Topics — centering around the themes of leadership, community and education — range from “Paradigms of Leadership” to “A Talmudic Meditation on Individual and Community,” weaving in the references to Adams, the wartime seders and the Jewish laws surrounding mourning.

Rabbi Schacter called the book “a lasting way to show appreciation” for Joel’s accomplishments “in a thoughtful and sophisticated manner. I appreciate the lasting power of the printed word.” The rabbi noted that Joel contributed a great deal to the school and the wider Jewish community.

“It was a natural fit for us to publish such a work in Richard Joel’s honor,” said Yehudit Jessica Singer, marketing manager of Maggid Books. “We also had the honor of publishing two festschrifts in honor of former Lord Rabbi Jonathan Sacks” of England.

The book “reflects very strongly both YU’s core Torah u Mada [Torah and secular knowledge] belief and what Maggid Books is trying to bring to the Jewish world,” Singer said — “publications that fuse serious Torah knowledge and commitment with academic scholarship.”

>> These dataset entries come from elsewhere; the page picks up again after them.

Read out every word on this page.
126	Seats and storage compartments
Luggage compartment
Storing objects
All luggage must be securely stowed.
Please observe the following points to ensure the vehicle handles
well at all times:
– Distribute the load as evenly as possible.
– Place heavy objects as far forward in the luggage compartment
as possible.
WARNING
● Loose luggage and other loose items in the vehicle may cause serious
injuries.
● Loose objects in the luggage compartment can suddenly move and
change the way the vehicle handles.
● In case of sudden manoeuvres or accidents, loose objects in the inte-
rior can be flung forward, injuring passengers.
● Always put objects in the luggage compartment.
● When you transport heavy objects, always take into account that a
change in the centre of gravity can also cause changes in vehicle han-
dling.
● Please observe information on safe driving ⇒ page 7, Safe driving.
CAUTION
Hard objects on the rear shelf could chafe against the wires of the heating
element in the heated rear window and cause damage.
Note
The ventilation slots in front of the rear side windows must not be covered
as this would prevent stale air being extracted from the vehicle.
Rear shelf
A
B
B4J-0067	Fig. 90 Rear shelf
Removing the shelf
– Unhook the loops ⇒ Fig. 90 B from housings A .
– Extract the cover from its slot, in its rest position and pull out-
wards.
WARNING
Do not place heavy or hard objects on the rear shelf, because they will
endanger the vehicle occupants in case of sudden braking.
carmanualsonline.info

Joel called the book “unbelievably meaningful.” He said he considered the festschrift “a wonderful academic tradition.”

Joel served as an assistant district attorney, professor of law at YU’s Cardozo School of Law, and president of Hillel: The Foundation for Jewish Campus Life, before coming to YU.

“I had no idea who was contributing to the festschrift,” he said in an email interview. “The contents of this volume could certainly constitute a curriculum for some of the classes I am offering in leadership and Jewish thought.”